Le ministre prescrit une série de recommandations pratiques : depuis la suppression des « corvées à l'utilité douteuse » et souvent injustement attribuées jusqu'à l'amélioration des locaux encore vétustés ou inconfortables, en passant par la nécessité pour le chef de s'entretenir régulièrement avec tous ses subordonnés et « d'accepter leurs remarques même si leur expression n'est pas modérée ».

Un Conseil supérieur

On retrouve cette volonté de dialogue dans la loi du 21 novembre 1969 créant un Conseil supérieur de la fonction militaire. Cet organisme, que président le ministre de la Défense et, éventuellement, le chef de l'État, doit permettre en principe aux militaires d'active, par l'intermédiaire de représentants désignés, de donner aux autorités gouvernementales leur avis sur les différents aspects de leur condition.

À l'origine, le projet prévoyait que les membres de ce conseil seraient désignés par tirage au sort, de telle sorte que soient représentées les diverses catégories de personnel, et qu'ils siégeraient avec voix délibérative. Le conseil comprendra, en outre, avec voix consultative, des représentants de l'Administration, ainsi que des personnalités choisies par le ministre. Le Conseil se réunit au moins une fois par an pour donner son sentiment sur des questions relatives à la condition et au statut des personnels militaires, tout ce qui touche à l'organisation et à l'emploi de la force armée étant exclu de sa compétence.

Mais les députés ont estimé qu'il fallait autoriser des associations de personnels militaires en retraite à prendre part aux travaux du Conseil avec voix délibérative. La loi du 21 novembre 1969 tient compte de cet amendement.

L'une des premières tâches du Conseil sera sans doute d'étudier les causes de la désaffection pour les carrières militaires et d'y porter remède. Si le nombre des engagés pour deux à cinq ans, dans les trois armées, a progressé de 20 % en 1969 (26 900 contrats à long terme, contre 22 300 en 1968), en revanche les écoles d'officiers ont du mal à recruter et à conserver leurs élèves. À Polytechnique, par exemple, dans la promotion qui est entrée en 1967 et qui a achevé ses études en 1970, un seul élève officier a décidé de faire carrière dans les troupes de marine et 25 autres, seulement, seront ingénieurs de l'armement. En mai 1970, Michel Debré a d'ailleurs tiré les conséquences de cet état de choses en proposant de transformer Polytechnique en un établissement public autonome, qui aura pour principale vocation de former les futurs cadres de la nation dans les domaines de la technique et de l'industrie, et en ouvrant à des candidates féminines le concours d'entrée dans les prochaines années.

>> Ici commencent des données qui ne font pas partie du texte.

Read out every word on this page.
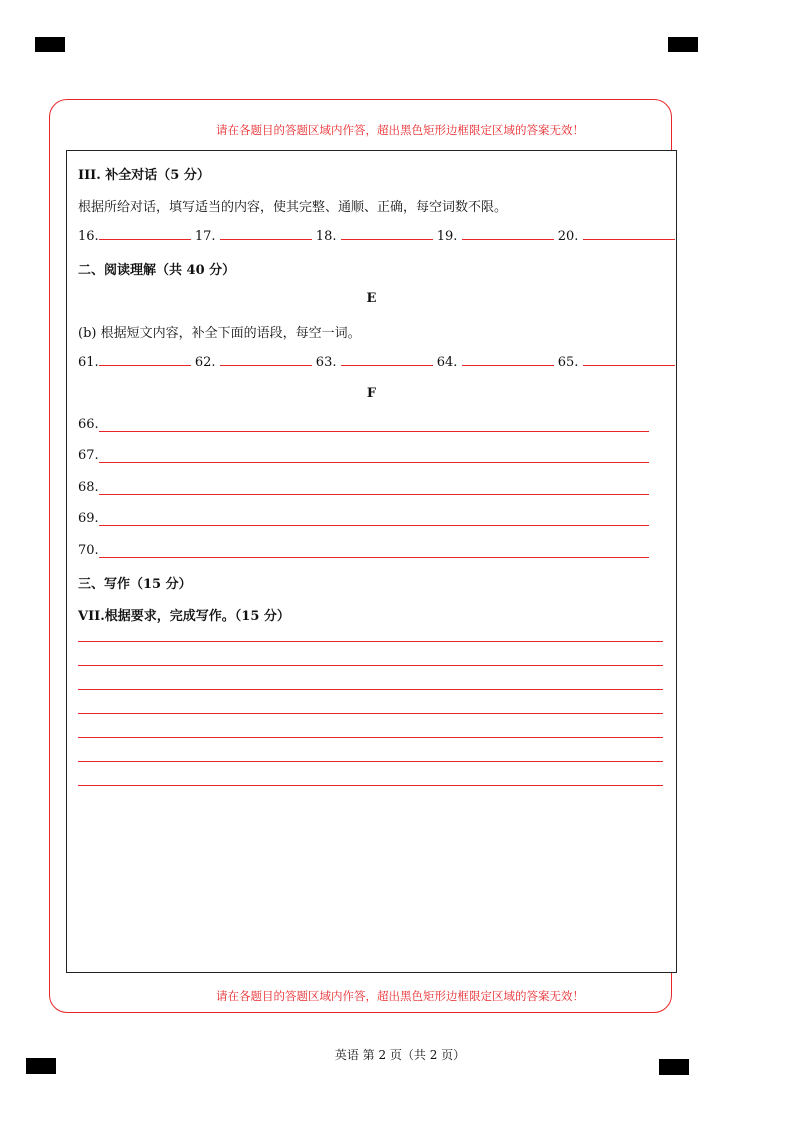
请在各题目的答题区域内作答，超出黑色矩形边框限定区域的答案无效！
III. 补全对话（5 分）
根据所给对话，填写适当的内容，使其完整、通顺、正确，每空词数不限。
16.	17.	18.	19.	20.
二、阅读理解（共 40 分）
E
(b) 根据短文内容，补全下面的语段，每空一词。
61.	62.	63.	64.	65.
F
66.
67.
68.
69.
70.
三、写作（15 分）
VII.根据要求，完成写作。（15 分）
请在各题目的答题区域内作答，超出黑色矩形边框限定区域的答案无效！
英语 第 2 页（共 2 页）
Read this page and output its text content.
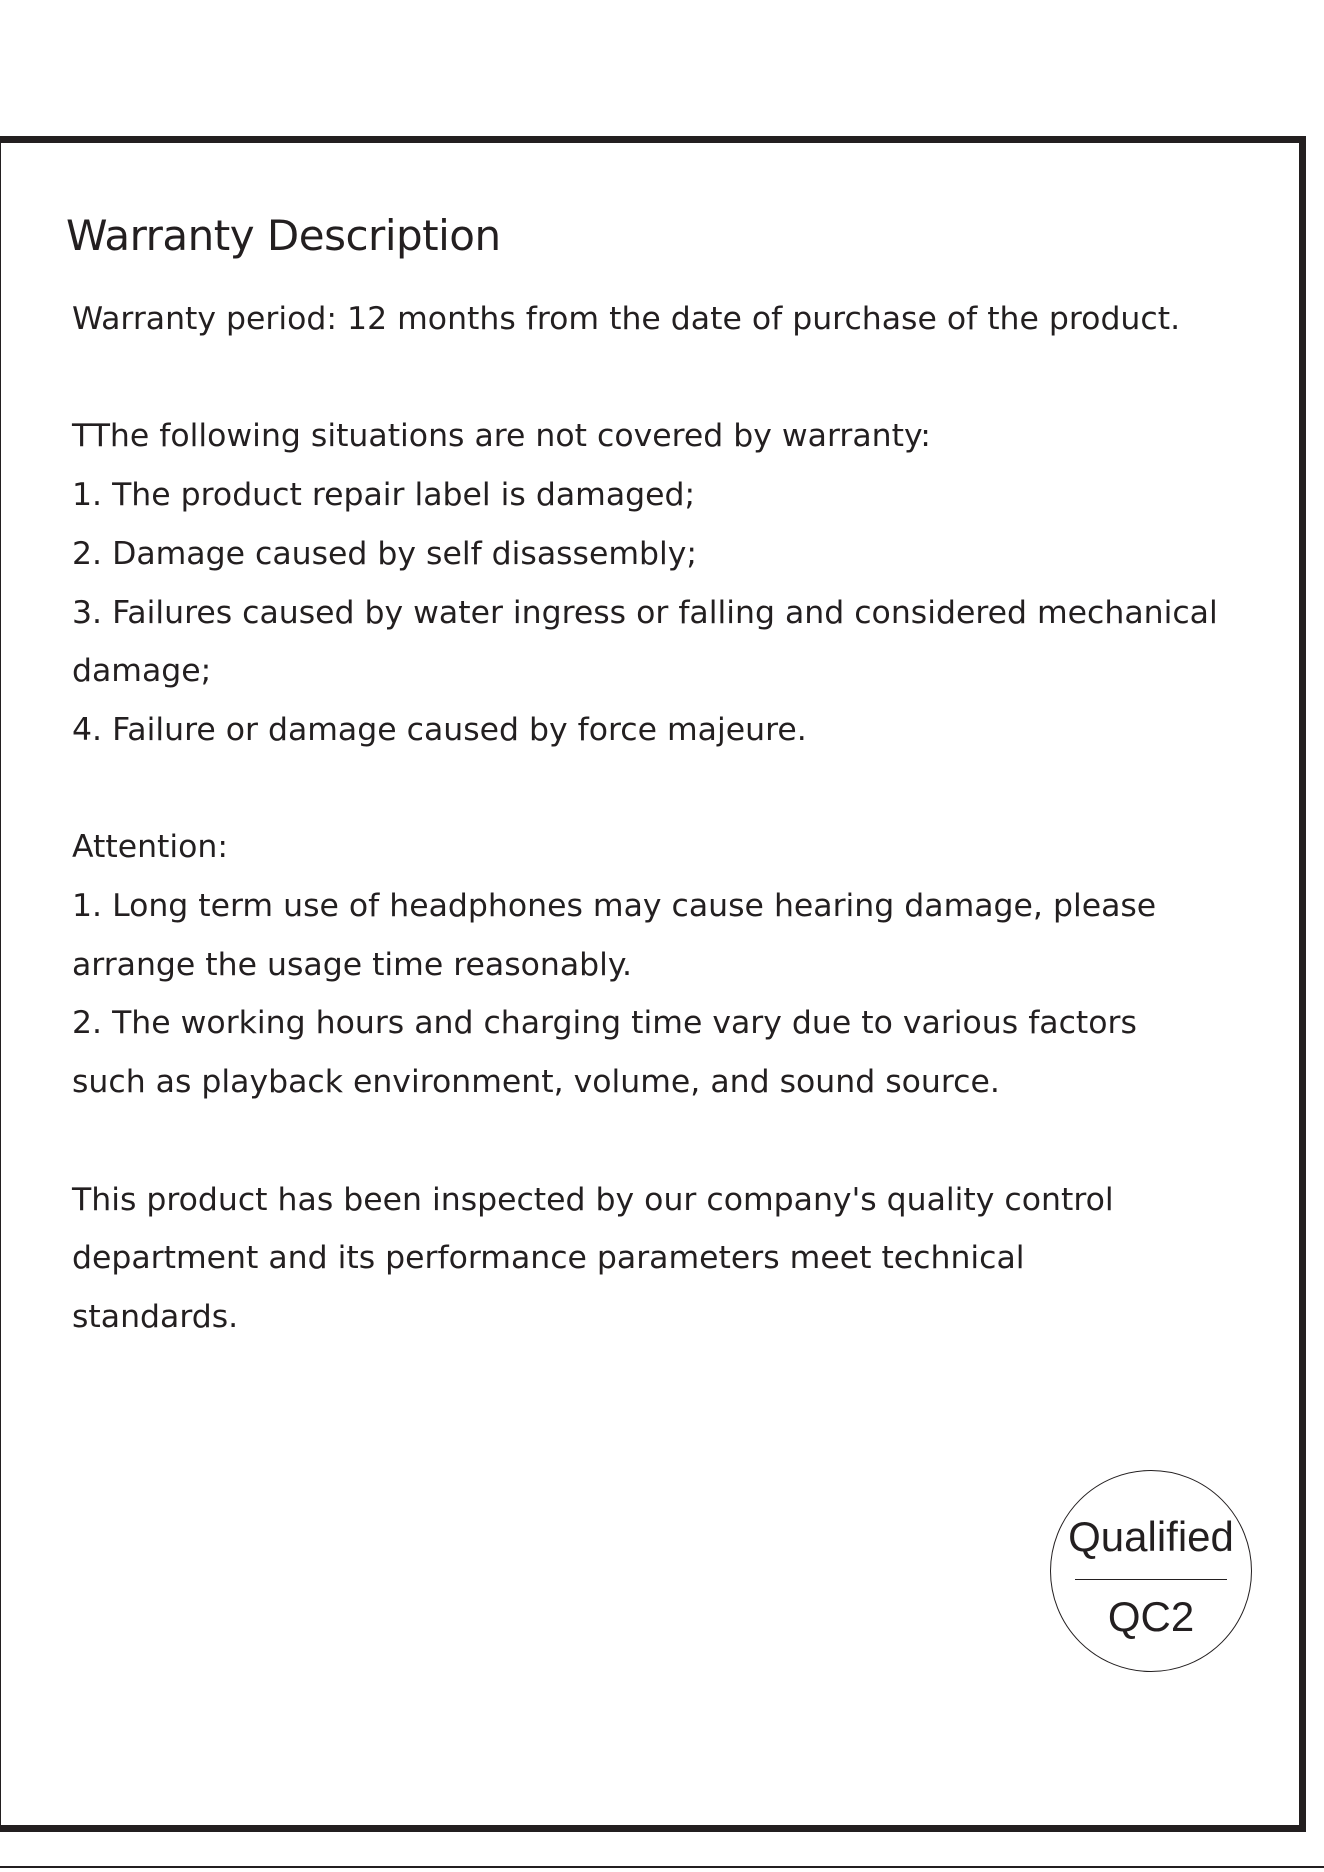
Warranty Description
Warranty period: 12 months from the date of purchase of the product.
TThe following situations are not covered by warranty:
1. The product repair label is damaged;
2. Damage caused by self disassembly;
3. Failures caused by water ingress or falling and considered mechanical
damage;
4. Failure or damage caused by force majeure.
Attention:
1. Long term use of headphones may cause hearing damage, please
arrange the usage time reasonably.
2. The working hours and charging time vary due to various factors
such as playback environment, volume, and sound source.
This product has been inspected by our company's quality control
department and its performance parameters meet technical
standards.
Qualified
QC2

La réforme de Polytechnique

Ainsi Polytechnique aura la personnalité morale et l'autonomie administrative. Le statut militaire des élèves officiers de réserve sera maintenu. Établissement public placé sous la tutelle du ministère de la Défense, avec un conseil d'administration et un officier général comme directeur, l'école aura son patrimoine propre, pourra recevoir des dons et conclure des contrats de recherche au profit de ses laboratoires. Elle établira librement son budget. Enfin, un décret du 16 avril 1970 dispense certains polytechniciens — qui consacreront dix ans d'activité à la recherche scientifique et technique ou au service de l'État — de rembourser leurs frais de scolarité. L'ensemble de ces dispositions entrera en vigueur au moment du transfert de l'école de Paris à Palaiseau (Essonne), prévu pour 1974.

Mais bien d'autres réformes, amorcées par P. Messmer, ont été reprises et appliquées par le nouveau ministre. Placé à la tête d'une administration qui ne compte pas moins de 570 000 personnes sous les drapeaux et 140 000 travailleurs civils, Michel Debré a aussitôt confié à Bernard Tricot le soin de réorganiser le ministère de la Défense. Celui-ci a été chargé, en décembre, de réduire le double emploi et les activités parallèles au sein de l'administration centrale, de recommander éventuellement le transfert hors de Paris de certains services des armées et de mieux fixer les missions des différents commandements territoriaux ou opérationnels.